We’re based around the country’s east, living in hospitals. We don’t have a set schedule or regular breaks, as medics have to work around the clock– there’s always work to do. We treated over 500 patients in May alone. Often doctors get no rest at all, and I have to order them to go and get some sleep.
It’s difficult to isolate a single particularly intense day, but I’d probably say there was a stretch of time like that, in Bakhmut. The city was under constant shelling at the time. Our medics were in surgery throughout the day against a backdrop of a staccato of explosions. The place was then very noisy at night, and we had to go down to the air raid shelter to sleep. It was a difficult and exhausting time, but everyone made it through in one piece, thankfully. Although one of our team leaders, an intensive care and anesthesia specialist, died from a hear attack two days after finishing his rotation.

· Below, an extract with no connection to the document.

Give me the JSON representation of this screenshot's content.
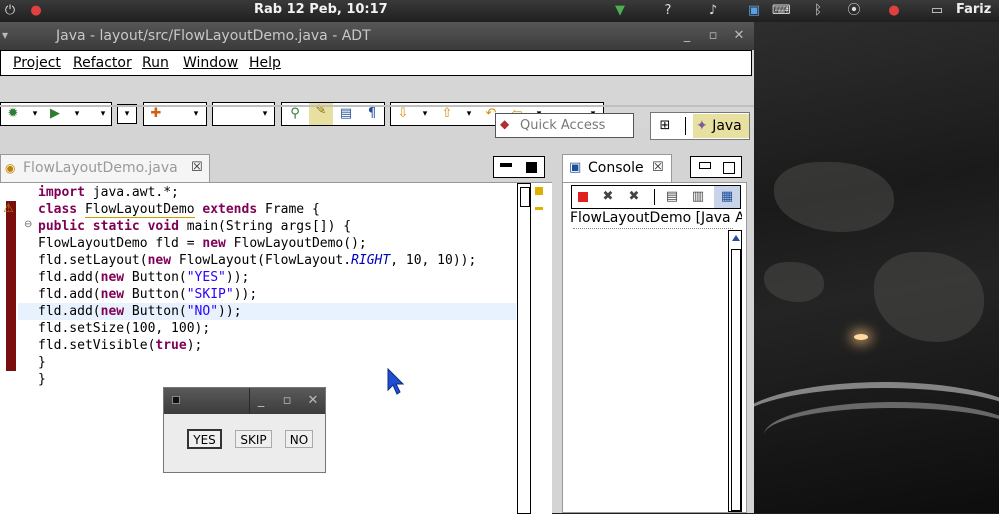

Many foreigners are eager to work with us, but I’m not too keen on that. Most of them don’t know the language, and clear patient-medic communication is absolutely crucial under pressure. The language barriers can be very detrimental when the situation calls for quick decisions-making. For example, we have to plan and discuss contingency plans and evacuation routes – in case we end up in the middle of an attack – and it can be tricky to translate all that. Miscommunication poses greatest risks to foreign citizens themselves.
Nevertheless, they tend to be excellent professionals, so we group them in teams of their own. We had people from the UK, the United States, Germany, Austria, and even Corsica working with us. There are some kinks to iron out, to be sure. For instance, UK doctors stopped using fixation collars for patients’ neck some 15 years ago, so they can get surprised by some-thing like that from time to time, but it hardly affects our work in any significant way. Every single one of them is as eager to see us victorious as any Ukrainian.